Fig. 2. T790M clonality levels in baseline plasma and its association with tumour response and progression-free survival (PFS) on osimertinib and chemotherapy.

a Distribution of relative T790M VAF in 184 selected AURA3. Black line represents the median (37.7%), ticks mark 95% CI (33.0–43.8%); red dashed line marks 30% T790M subclonality threshold. b Correlation between relative T790M VAF values calculated from plasma and tissue NGS data from 31 AURA3 patients for which both values were available. Spearman correlation = 0.750; P value = 0.0000012. c Patient’s best objective response (BOR) depending on the T790M subclonality group and treatment arm. BOR assessed according to Response Evaluation Criteria in Solid Tumours (RECIST). Relative T790M VAF of 30% was chosen as a subclonality threshold.
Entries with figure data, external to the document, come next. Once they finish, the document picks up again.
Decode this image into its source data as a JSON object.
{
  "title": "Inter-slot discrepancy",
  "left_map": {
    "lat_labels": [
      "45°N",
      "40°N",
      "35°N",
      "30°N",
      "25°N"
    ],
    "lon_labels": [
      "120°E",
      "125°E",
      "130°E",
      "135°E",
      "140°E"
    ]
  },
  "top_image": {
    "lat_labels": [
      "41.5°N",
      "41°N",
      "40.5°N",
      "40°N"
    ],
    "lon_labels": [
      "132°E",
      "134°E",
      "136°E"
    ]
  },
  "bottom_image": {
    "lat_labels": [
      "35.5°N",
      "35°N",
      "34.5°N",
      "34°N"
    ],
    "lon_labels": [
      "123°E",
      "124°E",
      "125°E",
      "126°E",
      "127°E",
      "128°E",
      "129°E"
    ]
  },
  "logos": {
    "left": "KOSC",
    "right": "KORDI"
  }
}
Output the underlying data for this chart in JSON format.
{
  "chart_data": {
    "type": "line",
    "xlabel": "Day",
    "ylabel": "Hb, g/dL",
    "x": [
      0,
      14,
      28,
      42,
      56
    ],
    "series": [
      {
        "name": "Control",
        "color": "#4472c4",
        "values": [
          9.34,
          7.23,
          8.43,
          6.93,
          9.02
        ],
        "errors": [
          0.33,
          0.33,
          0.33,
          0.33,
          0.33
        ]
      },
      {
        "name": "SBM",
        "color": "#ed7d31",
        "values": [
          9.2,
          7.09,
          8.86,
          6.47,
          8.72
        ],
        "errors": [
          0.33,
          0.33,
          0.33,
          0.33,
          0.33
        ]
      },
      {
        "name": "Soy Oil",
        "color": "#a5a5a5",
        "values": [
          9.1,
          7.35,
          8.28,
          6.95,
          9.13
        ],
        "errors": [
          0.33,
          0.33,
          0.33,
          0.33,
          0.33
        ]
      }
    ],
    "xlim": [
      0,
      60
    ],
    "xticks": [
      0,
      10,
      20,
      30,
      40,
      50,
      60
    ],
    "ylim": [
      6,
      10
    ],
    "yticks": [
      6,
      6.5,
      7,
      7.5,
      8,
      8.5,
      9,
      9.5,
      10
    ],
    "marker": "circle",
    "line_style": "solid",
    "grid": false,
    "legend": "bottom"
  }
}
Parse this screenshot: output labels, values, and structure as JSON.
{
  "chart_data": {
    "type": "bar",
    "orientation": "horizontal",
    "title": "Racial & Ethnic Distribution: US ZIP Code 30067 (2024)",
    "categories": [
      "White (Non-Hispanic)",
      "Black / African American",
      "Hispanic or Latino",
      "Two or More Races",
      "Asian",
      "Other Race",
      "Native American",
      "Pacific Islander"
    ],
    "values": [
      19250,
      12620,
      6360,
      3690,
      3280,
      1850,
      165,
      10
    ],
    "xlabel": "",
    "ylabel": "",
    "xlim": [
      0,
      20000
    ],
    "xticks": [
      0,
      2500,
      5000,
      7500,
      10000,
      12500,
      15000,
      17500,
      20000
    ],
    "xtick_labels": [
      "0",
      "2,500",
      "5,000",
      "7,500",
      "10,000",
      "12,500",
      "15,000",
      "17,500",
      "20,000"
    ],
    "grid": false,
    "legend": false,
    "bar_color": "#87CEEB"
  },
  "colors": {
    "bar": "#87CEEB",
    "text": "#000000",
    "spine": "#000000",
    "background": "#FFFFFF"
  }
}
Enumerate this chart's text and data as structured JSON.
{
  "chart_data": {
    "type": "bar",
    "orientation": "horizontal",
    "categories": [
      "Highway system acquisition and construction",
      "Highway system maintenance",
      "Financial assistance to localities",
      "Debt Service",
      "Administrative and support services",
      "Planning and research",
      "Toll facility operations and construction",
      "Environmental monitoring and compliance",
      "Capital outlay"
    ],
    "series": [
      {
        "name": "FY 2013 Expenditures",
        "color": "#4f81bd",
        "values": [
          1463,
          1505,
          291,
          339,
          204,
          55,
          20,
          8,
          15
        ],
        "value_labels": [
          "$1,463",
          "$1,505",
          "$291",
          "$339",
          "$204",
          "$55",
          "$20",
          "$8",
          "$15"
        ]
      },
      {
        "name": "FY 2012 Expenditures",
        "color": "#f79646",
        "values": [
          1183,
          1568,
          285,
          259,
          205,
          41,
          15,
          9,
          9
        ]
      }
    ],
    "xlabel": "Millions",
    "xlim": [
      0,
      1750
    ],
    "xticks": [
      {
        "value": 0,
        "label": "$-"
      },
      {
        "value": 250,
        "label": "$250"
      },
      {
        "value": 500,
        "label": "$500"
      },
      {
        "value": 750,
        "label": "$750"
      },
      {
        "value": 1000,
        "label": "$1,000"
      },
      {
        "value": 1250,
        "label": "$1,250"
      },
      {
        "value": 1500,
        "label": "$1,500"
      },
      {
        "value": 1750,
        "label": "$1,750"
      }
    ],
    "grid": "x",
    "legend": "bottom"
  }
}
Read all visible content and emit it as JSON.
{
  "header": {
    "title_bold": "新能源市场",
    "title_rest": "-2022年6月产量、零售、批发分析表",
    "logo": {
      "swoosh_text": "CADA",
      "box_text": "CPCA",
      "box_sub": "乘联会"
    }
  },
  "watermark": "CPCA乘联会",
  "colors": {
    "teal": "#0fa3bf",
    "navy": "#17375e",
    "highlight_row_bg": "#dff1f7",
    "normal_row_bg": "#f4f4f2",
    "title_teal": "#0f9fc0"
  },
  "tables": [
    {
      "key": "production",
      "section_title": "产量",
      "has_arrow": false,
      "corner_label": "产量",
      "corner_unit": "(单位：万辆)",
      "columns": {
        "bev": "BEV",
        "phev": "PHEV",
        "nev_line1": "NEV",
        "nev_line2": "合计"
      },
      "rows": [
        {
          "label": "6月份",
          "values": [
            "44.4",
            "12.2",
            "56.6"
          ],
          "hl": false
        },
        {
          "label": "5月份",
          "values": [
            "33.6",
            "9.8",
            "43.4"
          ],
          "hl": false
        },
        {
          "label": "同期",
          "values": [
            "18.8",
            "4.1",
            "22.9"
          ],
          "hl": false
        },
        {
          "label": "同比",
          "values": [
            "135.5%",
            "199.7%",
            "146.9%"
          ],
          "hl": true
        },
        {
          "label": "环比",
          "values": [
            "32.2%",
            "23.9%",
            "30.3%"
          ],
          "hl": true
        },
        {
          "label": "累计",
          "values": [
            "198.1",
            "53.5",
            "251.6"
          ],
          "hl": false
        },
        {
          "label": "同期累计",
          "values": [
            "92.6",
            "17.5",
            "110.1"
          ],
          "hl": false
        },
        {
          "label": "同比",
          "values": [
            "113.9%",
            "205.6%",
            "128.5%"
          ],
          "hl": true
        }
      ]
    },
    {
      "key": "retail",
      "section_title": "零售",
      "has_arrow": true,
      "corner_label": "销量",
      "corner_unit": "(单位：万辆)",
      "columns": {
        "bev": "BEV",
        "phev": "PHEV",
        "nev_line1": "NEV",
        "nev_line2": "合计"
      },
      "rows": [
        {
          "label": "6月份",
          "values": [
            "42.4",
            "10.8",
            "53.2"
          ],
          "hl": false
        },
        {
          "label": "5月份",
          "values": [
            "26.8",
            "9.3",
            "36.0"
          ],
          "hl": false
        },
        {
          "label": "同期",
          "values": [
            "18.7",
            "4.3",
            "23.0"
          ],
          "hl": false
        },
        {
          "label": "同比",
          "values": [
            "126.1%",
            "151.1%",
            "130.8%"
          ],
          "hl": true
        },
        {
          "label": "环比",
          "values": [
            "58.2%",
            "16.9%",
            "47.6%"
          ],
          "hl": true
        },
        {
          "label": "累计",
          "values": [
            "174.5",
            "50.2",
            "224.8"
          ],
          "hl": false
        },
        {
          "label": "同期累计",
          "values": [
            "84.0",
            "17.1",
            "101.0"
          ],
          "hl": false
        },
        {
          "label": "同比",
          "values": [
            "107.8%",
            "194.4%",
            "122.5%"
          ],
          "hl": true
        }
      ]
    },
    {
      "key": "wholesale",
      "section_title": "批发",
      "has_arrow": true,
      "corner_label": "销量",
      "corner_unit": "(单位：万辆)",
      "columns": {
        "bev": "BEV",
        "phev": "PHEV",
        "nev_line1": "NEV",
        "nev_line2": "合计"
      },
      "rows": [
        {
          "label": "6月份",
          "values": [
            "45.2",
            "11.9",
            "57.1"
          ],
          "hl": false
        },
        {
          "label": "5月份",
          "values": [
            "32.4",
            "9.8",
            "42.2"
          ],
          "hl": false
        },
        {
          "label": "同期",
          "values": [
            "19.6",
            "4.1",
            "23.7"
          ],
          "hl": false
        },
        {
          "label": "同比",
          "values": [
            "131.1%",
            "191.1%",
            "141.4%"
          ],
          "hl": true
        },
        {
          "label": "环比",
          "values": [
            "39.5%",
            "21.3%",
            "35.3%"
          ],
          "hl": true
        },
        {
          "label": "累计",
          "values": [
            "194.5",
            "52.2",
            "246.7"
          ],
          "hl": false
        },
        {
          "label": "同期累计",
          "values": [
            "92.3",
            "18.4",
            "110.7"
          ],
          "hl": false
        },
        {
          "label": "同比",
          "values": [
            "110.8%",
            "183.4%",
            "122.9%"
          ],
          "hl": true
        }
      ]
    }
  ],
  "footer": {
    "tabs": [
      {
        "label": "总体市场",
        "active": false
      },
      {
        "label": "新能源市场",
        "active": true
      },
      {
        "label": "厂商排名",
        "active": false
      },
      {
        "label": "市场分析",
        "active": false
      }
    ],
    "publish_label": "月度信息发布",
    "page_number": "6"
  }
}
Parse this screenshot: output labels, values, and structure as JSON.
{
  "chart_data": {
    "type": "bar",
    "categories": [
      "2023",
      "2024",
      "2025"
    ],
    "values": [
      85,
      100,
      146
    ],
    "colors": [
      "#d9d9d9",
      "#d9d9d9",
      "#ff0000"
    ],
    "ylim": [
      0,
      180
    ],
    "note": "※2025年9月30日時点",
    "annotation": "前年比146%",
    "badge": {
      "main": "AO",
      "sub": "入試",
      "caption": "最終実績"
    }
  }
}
CR + PR complete and partial response, SD stable disease, PD progressive disease, Subcl T790M subclonal, Clonal T790M clonal. d Kaplan–Meier estimates of the duration of PFS in subpopulations of patients with T790M subclonal and clonal tumours treated with osimertinib or chemotherapy. The tick marks indicate censored data. A hazard ratio <1 favours osimertinib. The HR, its two-sided 95% CI and P value are obtained from the unadjusted Cox proportional hazards.